Domani sera eseguirà il K 447 per corno: quali sono le caratteristiche di questo “Concerto” mozartiano?
«Il K 447 è l’ultimo scritto da Mozart per corno, nel periodo in cui aveva ormai maturato una certa conoscenza delle possibilità armoniche dello strumento d’allora. È quello musicalmente più completo, anche nella parte dell’orchestra. La più grande difficoltà per un esecutore, credo sia quella di trasmettere al pubblico la semplicità e la naturalezza della musica, a prescindere dalle personali lotte con il proprio strumento: il corno pone tantissime problematiche di emissione dei suoni, ma può anche avere un timbro morbidamente evocativo».
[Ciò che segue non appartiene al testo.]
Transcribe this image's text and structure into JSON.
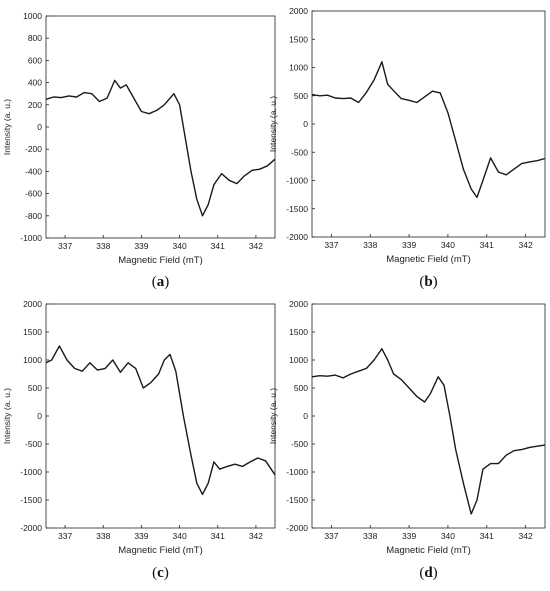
{
  "chart_data": [
    {
      "type": "line",
      "panel_label": "a",
      "xlabel": "Magnetic Field (mT)",
      "ylabel": "Intensity (a. u.)",
      "xlim": [
        336.5,
        342.5
      ],
      "ylim": [
        -1000,
        1000
      ],
      "xticks": [
        337,
        338,
        339,
        340,
        341,
        342
      ],
      "yticks": [
        -1000,
        -800,
        -600,
        -400,
        -200,
        0,
        200,
        400,
        600,
        800,
        1000
      ],
      "grid": false,
      "series": [
        {
          "x": [
            336.5,
            336.7,
            336.9,
            337.1,
            337.3,
            337.5,
            337.7,
            337.9,
            338.1,
            338.3,
            338.45,
            338.6,
            338.8,
            339.0,
            339.2,
            339.4,
            339.6,
            339.85,
            340.0,
            340.15,
            340.3,
            340.45,
            340.6,
            340.75,
            340.9,
            341.1,
            341.3,
            341.5,
            341.7,
            341.9,
            342.1,
            342.3,
            342.5
          ],
          "y": [
            250,
            270,
            265,
            280,
            270,
            310,
            300,
            230,
            260,
            420,
            350,
            380,
            260,
            140,
            120,
            150,
            200,
            300,
            200,
            -100,
            -400,
            -650,
            -800,
            -700,
            -520,
            -420,
            -480,
            -510,
            -440,
            -390,
            -380,
            -350,
            -290
          ]
        }
      ]
    },
    {
      "type": "line",
      "panel_label": "b",
      "xlabel": "Magnetic Field (mT)",
      "ylabel": "Intensity (a. u.)",
      "xlim": [
        336.5,
        342.5
      ],
      "ylim": [
        -2000,
        2000
      ],
      "xticks": [
        337,
        338,
        339,
        340,
        341,
        342
      ],
      "yticks": [
        -2000,
        -1500,
        -1000,
        -500,
        0,
        500,
        1000,
        1500,
        2000
      ],
      "grid": false,
      "series": [
        {
          "x": [
            336.5,
            336.7,
            336.9,
            337.1,
            337.3,
            337.5,
            337.7,
            337.9,
            338.1,
            338.3,
            338.45,
            338.6,
            338.8,
            339.0,
            339.2,
            339.4,
            339.6,
            339.8,
            340.0,
            340.2,
            340.4,
            340.6,
            340.75,
            340.9,
            341.1,
            341.3,
            341.5,
            341.7,
            341.9,
            342.1,
            342.3,
            342.5
          ],
          "y": [
            520,
            500,
            510,
            460,
            450,
            460,
            380,
            560,
            780,
            1100,
            700,
            590,
            450,
            420,
            380,
            480,
            580,
            550,
            200,
            -300,
            -800,
            -1150,
            -1300,
            -1000,
            -600,
            -850,
            -900,
            -800,
            -700,
            -670,
            -650,
            -610
          ]
        }
      ]
    },
    {
      "type": "line",
      "panel_label": "c",
      "xlabel": "Magnetic Field (mT)",
      "ylabel": "Intensity (a. u.)",
      "xlim": [
        336.5,
        342.5
      ],
      "ylim": [
        -2000,
        2000
      ],
      "xticks": [
        337,
        338,
        339,
        340,
        341,
        342
      ],
      "yticks": [
        -2000,
        -1500,
        -1000,
        -500,
        0,
        500,
        1000,
        1500,
        2000
      ],
      "grid": false,
      "series": [
        {
          "x": [
            336.5,
            336.65,
            336.85,
            337.05,
            337.25,
            337.45,
            337.65,
            337.85,
            338.05,
            338.25,
            338.45,
            338.65,
            338.85,
            339.05,
            339.25,
            339.45,
            339.6,
            339.75,
            339.9,
            340.1,
            340.3,
            340.45,
            340.6,
            340.75,
            340.9,
            341.05,
            341.25,
            341.45,
            341.65,
            341.85,
            342.05,
            342.25,
            342.5
          ],
          "y": [
            950,
            1000,
            1250,
            1000,
            850,
            800,
            950,
            820,
            850,
            1000,
            780,
            950,
            850,
            500,
            600,
            750,
            1000,
            1100,
            800,
            0,
            -700,
            -1200,
            -1400,
            -1200,
            -820,
            -950,
            -900,
            -860,
            -900,
            -820,
            -750,
            -800,
            -1050
          ]
        }
      ]
    },
    {
      "type": "line",
      "panel_label": "d",
      "xlabel": "Magnetic Field (mT)",
      "ylabel": "Intensity (a. u.)",
      "xlim": [
        336.5,
        342.5
      ],
      "ylim": [
        -2000,
        2000
      ],
      "xticks": [
        337,
        338,
        339,
        340,
        341,
        342
      ],
      "yticks": [
        -2000,
        -1500,
        -1000,
        -500,
        0,
        500,
        1000,
        1500,
        2000
      ],
      "grid": false,
      "series": [
        {
          "x": [
            336.5,
            336.7,
            336.9,
            337.1,
            337.3,
            337.5,
            337.7,
            337.9,
            338.1,
            338.3,
            338.45,
            338.6,
            338.8,
            339.0,
            339.2,
            339.4,
            339.55,
            339.75,
            339.9,
            340.05,
            340.2,
            340.4,
            340.6,
            340.75,
            340.9,
            341.1,
            341.3,
            341.5,
            341.7,
            341.9,
            342.1,
            342.3,
            342.5
          ],
          "y": [
            700,
            720,
            710,
            730,
            680,
            750,
            800,
            850,
            1000,
            1200,
            1000,
            750,
            650,
            500,
            350,
            250,
            400,
            700,
            550,
            0,
            -600,
            -1200,
            -1750,
            -1500,
            -950,
            -850,
            -850,
            -700,
            -620,
            -600,
            -560,
            -540,
            -520
          ]
        }
      ]
    }
  ]
}
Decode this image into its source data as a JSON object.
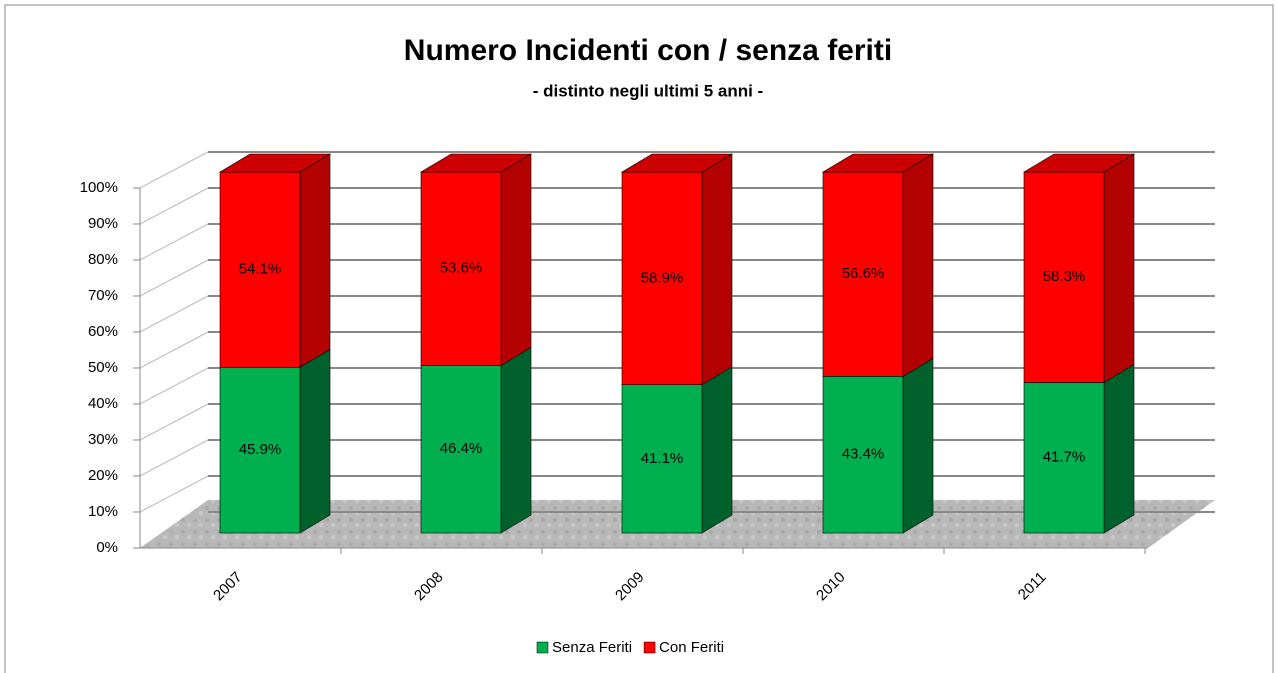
{
  "chart_data": {
    "type": "bar3d_stacked",
    "title": "Numero Incidenti con / senza feriti",
    "subtitle": "- distinto negli ultimi 5 anni -",
    "categories": [
      "2007",
      "2008",
      "2009",
      "2010",
      "2011"
    ],
    "series": [
      {
        "name": "Senza Feriti",
        "color": "#00b050",
        "values": [
          45.9,
          46.4,
          41.1,
          43.4,
          41.7
        ],
        "value_labels": [
          "45.9%",
          "46.4%",
          "41.1%",
          "43.4%",
          "41.7%"
        ]
      },
      {
        "name": "Con Feriti",
        "color": "#ff0000",
        "values": [
          54.1,
          53.6,
          58.9,
          56.6,
          58.3
        ],
        "value_labels": [
          "54.1%",
          "53.6%",
          "58.9%",
          "56.6%",
          "58.3%"
        ]
      }
    ],
    "ylim": [
      0,
      100
    ],
    "yticks": [
      {
        "value": 0,
        "label": "0%"
      },
      {
        "value": 10,
        "label": "10%"
      },
      {
        "value": 20,
        "label": "20%"
      },
      {
        "value": 30,
        "label": "30%"
      },
      {
        "value": 40,
        "label": "40%"
      },
      {
        "value": 50,
        "label": "50%"
      },
      {
        "value": 60,
        "label": "60%"
      },
      {
        "value": 70,
        "label": "70%"
      },
      {
        "value": 80,
        "label": "80%"
      },
      {
        "value": 90,
        "label": "90%"
      },
      {
        "value": 100,
        "label": "100%"
      }
    ],
    "grid": true,
    "legend": "bottom"
  }
}
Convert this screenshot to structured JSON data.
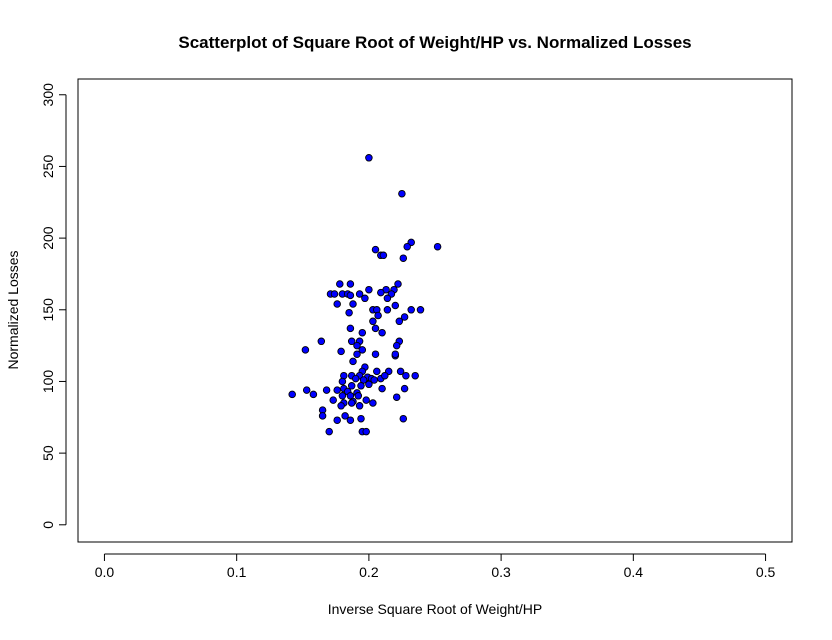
{
  "chart_data": {
    "type": "scatter",
    "title": "Scatterplot of Square Root of Weight/HP vs. Normalized Losses",
    "xlabel": "Inverse Square Root of Weight/HP",
    "ylabel": "Normalized Losses",
    "xlim": [
      -0.02,
      0.52
    ],
    "ylim": [
      -12,
      311
    ],
    "x_ticks": [
      0.0,
      0.1,
      0.2,
      0.3,
      0.4,
      0.5
    ],
    "x_tick_labels": [
      "0.0",
      "0.1",
      "0.2",
      "0.3",
      "0.4",
      "0.5"
    ],
    "y_ticks": [
      0,
      50,
      100,
      150,
      200,
      250,
      300
    ],
    "y_tick_labels": [
      "0",
      "50",
      "100",
      "150",
      "200",
      "250",
      "300"
    ],
    "grid": false,
    "point_fill": "#0000ff",
    "point_stroke": "#000000",
    "points": [
      [
        0.2,
        256
      ],
      [
        0.225,
        231
      ],
      [
        0.232,
        197
      ],
      [
        0.229,
        194
      ],
      [
        0.252,
        194
      ],
      [
        0.205,
        192
      ],
      [
        0.209,
        188
      ],
      [
        0.211,
        188
      ],
      [
        0.226,
        186
      ],
      [
        0.178,
        168
      ],
      [
        0.186,
        168
      ],
      [
        0.222,
        168
      ],
      [
        0.219,
        164
      ],
      [
        0.2,
        164
      ],
      [
        0.213,
        164
      ],
      [
        0.209,
        162
      ],
      [
        0.171,
        161
      ],
      [
        0.174,
        161
      ],
      [
        0.18,
        161
      ],
      [
        0.184,
        161
      ],
      [
        0.193,
        161
      ],
      [
        0.217,
        161
      ],
      [
        0.186,
        160
      ],
      [
        0.214,
        158
      ],
      [
        0.197,
        158
      ],
      [
        0.176,
        154
      ],
      [
        0.188,
        154
      ],
      [
        0.22,
        153
      ],
      [
        0.232,
        150
      ],
      [
        0.239,
        150
      ],
      [
        0.203,
        150
      ],
      [
        0.206,
        150
      ],
      [
        0.214,
        150
      ],
      [
        0.185,
        148
      ],
      [
        0.227,
        145
      ],
      [
        0.207,
        146
      ],
      [
        0.203,
        142
      ],
      [
        0.223,
        142
      ],
      [
        0.186,
        137
      ],
      [
        0.205,
        137
      ],
      [
        0.21,
        134
      ],
      [
        0.195,
        134
      ],
      [
        0.223,
        128
      ],
      [
        0.187,
        128
      ],
      [
        0.193,
        128
      ],
      [
        0.179,
        121
      ],
      [
        0.164,
        128
      ],
      [
        0.191,
        125
      ],
      [
        0.221,
        125
      ],
      [
        0.195,
        122
      ],
      [
        0.152,
        122
      ],
      [
        0.191,
        119
      ],
      [
        0.205,
        119
      ],
      [
        0.22,
        118
      ],
      [
        0.22,
        119
      ],
      [
        0.188,
        114
      ],
      [
        0.197,
        110
      ],
      [
        0.195,
        107
      ],
      [
        0.206,
        107
      ],
      [
        0.215,
        107
      ],
      [
        0.224,
        107
      ],
      [
        0.181,
        104
      ],
      [
        0.235,
        104
      ],
      [
        0.187,
        104
      ],
      [
        0.193,
        104
      ],
      [
        0.199,
        103
      ],
      [
        0.202,
        102
      ],
      [
        0.209,
        102
      ],
      [
        0.212,
        104
      ],
      [
        0.228,
        104
      ],
      [
        0.19,
        102
      ],
      [
        0.196,
        101
      ],
      [
        0.204,
        101
      ],
      [
        0.18,
        100
      ],
      [
        0.187,
        97
      ],
      [
        0.194,
        97
      ],
      [
        0.2,
        98
      ],
      [
        0.176,
        94
      ],
      [
        0.181,
        95
      ],
      [
        0.21,
        95
      ],
      [
        0.227,
        95
      ],
      [
        0.168,
        94
      ],
      [
        0.153,
        94
      ],
      [
        0.184,
        93
      ],
      [
        0.191,
        92
      ],
      [
        0.158,
        91
      ],
      [
        0.142,
        91
      ],
      [
        0.186,
        90
      ],
      [
        0.192,
        90
      ],
      [
        0.18,
        90
      ],
      [
        0.221,
        89
      ],
      [
        0.173,
        87
      ],
      [
        0.198,
        87
      ],
      [
        0.188,
        86
      ],
      [
        0.181,
        85
      ],
      [
        0.187,
        85
      ],
      [
        0.203,
        85
      ],
      [
        0.193,
        83
      ],
      [
        0.179,
        83
      ],
      [
        0.165,
        80
      ],
      [
        0.182,
        76
      ],
      [
        0.165,
        76
      ],
      [
        0.194,
        74
      ],
      [
        0.226,
        74
      ],
      [
        0.176,
        73
      ],
      [
        0.186,
        73
      ],
      [
        0.195,
        65
      ],
      [
        0.17,
        65
      ],
      [
        0.198,
        65
      ]
    ]
  }
}
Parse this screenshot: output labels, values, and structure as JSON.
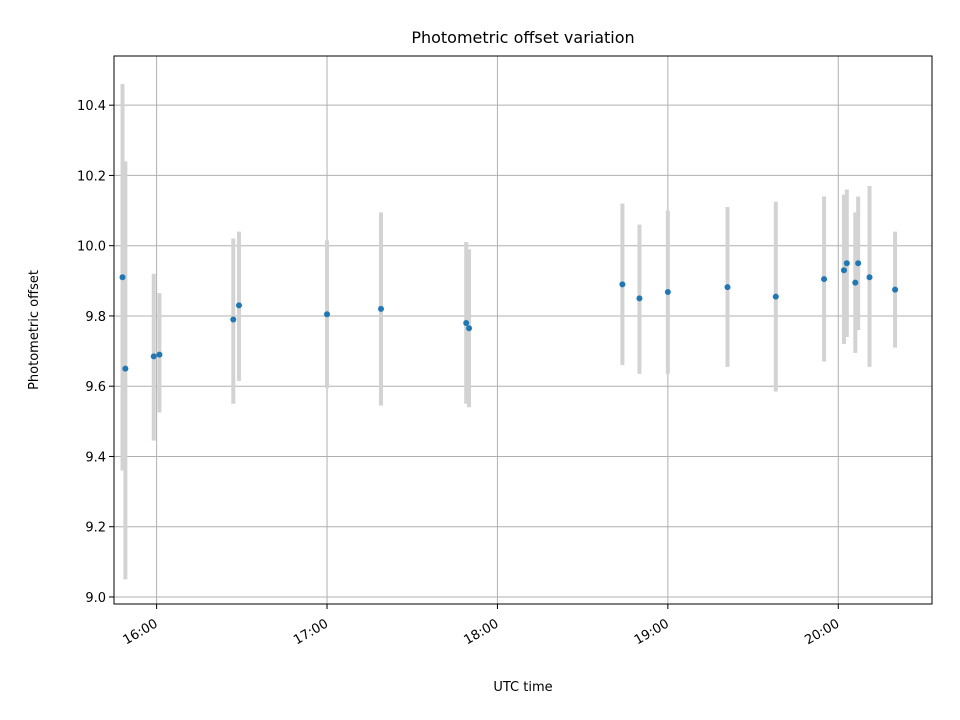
{
  "chart_data": {
    "type": "scatter",
    "title": "Photometric offset variation",
    "xlabel": "UTC time",
    "ylabel": "Photometric offset",
    "x_axis": {
      "kind": "time",
      "range": [
        "15:45",
        "20:33"
      ],
      "ticks": [
        "16:00",
        "17:00",
        "18:00",
        "19:00",
        "20:00"
      ]
    },
    "y_axis": {
      "range": [
        8.98,
        10.54
      ],
      "ticks": [
        "9.0",
        "9.2",
        "9.4",
        "9.6",
        "9.8",
        "10.0",
        "10.2",
        "10.4"
      ]
    },
    "grid": true,
    "legend": "none",
    "colors": {
      "points": "#1f77b4",
      "error_bars": "#d3d3d3"
    },
    "points": [
      {
        "time": "15:48",
        "y": 9.91,
        "ylow": 9.36,
        "yhigh": 10.46
      },
      {
        "time": "15:49",
        "y": 9.65,
        "ylow": 9.05,
        "yhigh": 10.24
      },
      {
        "time": "15:59",
        "y": 9.685,
        "ylow": 9.445,
        "yhigh": 9.92
      },
      {
        "time": "16:01",
        "y": 9.69,
        "ylow": 9.525,
        "yhigh": 9.865
      },
      {
        "time": "16:27",
        "y": 9.79,
        "ylow": 9.55,
        "yhigh": 10.02
      },
      {
        "time": "16:29",
        "y": 9.83,
        "ylow": 9.615,
        "yhigh": 10.04
      },
      {
        "time": "17:00",
        "y": 9.805,
        "ylow": 9.595,
        "yhigh": 10.015
      },
      {
        "time": "17:19",
        "y": 9.82,
        "ylow": 9.545,
        "yhigh": 10.095
      },
      {
        "time": "17:49",
        "y": 9.78,
        "ylow": 9.55,
        "yhigh": 10.01
      },
      {
        "time": "17:50",
        "y": 9.765,
        "ylow": 9.54,
        "yhigh": 9.99
      },
      {
        "time": "18:44",
        "y": 9.89,
        "ylow": 9.66,
        "yhigh": 10.12
      },
      {
        "time": "18:50",
        "y": 9.85,
        "ylow": 9.635,
        "yhigh": 10.06
      },
      {
        "time": "19:00",
        "y": 9.868,
        "ylow": 9.635,
        "yhigh": 10.1
      },
      {
        "time": "19:21",
        "y": 9.882,
        "ylow": 9.655,
        "yhigh": 10.11
      },
      {
        "time": "19:38",
        "y": 9.855,
        "ylow": 9.585,
        "yhigh": 10.125
      },
      {
        "time": "19:55",
        "y": 9.905,
        "ylow": 9.67,
        "yhigh": 10.14
      },
      {
        "time": "20:02",
        "y": 9.93,
        "ylow": 9.72,
        "yhigh": 10.145
      },
      {
        "time": "20:03",
        "y": 9.95,
        "ylow": 9.74,
        "yhigh": 10.16
      },
      {
        "time": "20:06",
        "y": 9.895,
        "ylow": 9.695,
        "yhigh": 10.095
      },
      {
        "time": "20:07",
        "y": 9.95,
        "ylow": 9.76,
        "yhigh": 10.14
      },
      {
        "time": "20:11",
        "y": 9.91,
        "ylow": 9.655,
        "yhigh": 10.17
      },
      {
        "time": "20:20",
        "y": 9.875,
        "ylow": 9.71,
        "yhigh": 10.04
      }
    ]
  }
}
Il concerto è un esperimento di “concerto interattivo” che apre le porte ai giovani con l’aiuto di Twitter. Il progetto si intitola “Orchestra in gioco” e comincia a scuola, con la conferenza di un musicologo e termina in teatro, con la possibilità di assistere alla prima prova d’orchestra. I ragazzi con lo smartphone possono connettersi dalla platea e commentare o fare domande tramite i loro “Tweet”. Biglietti in vendita a 20 euro.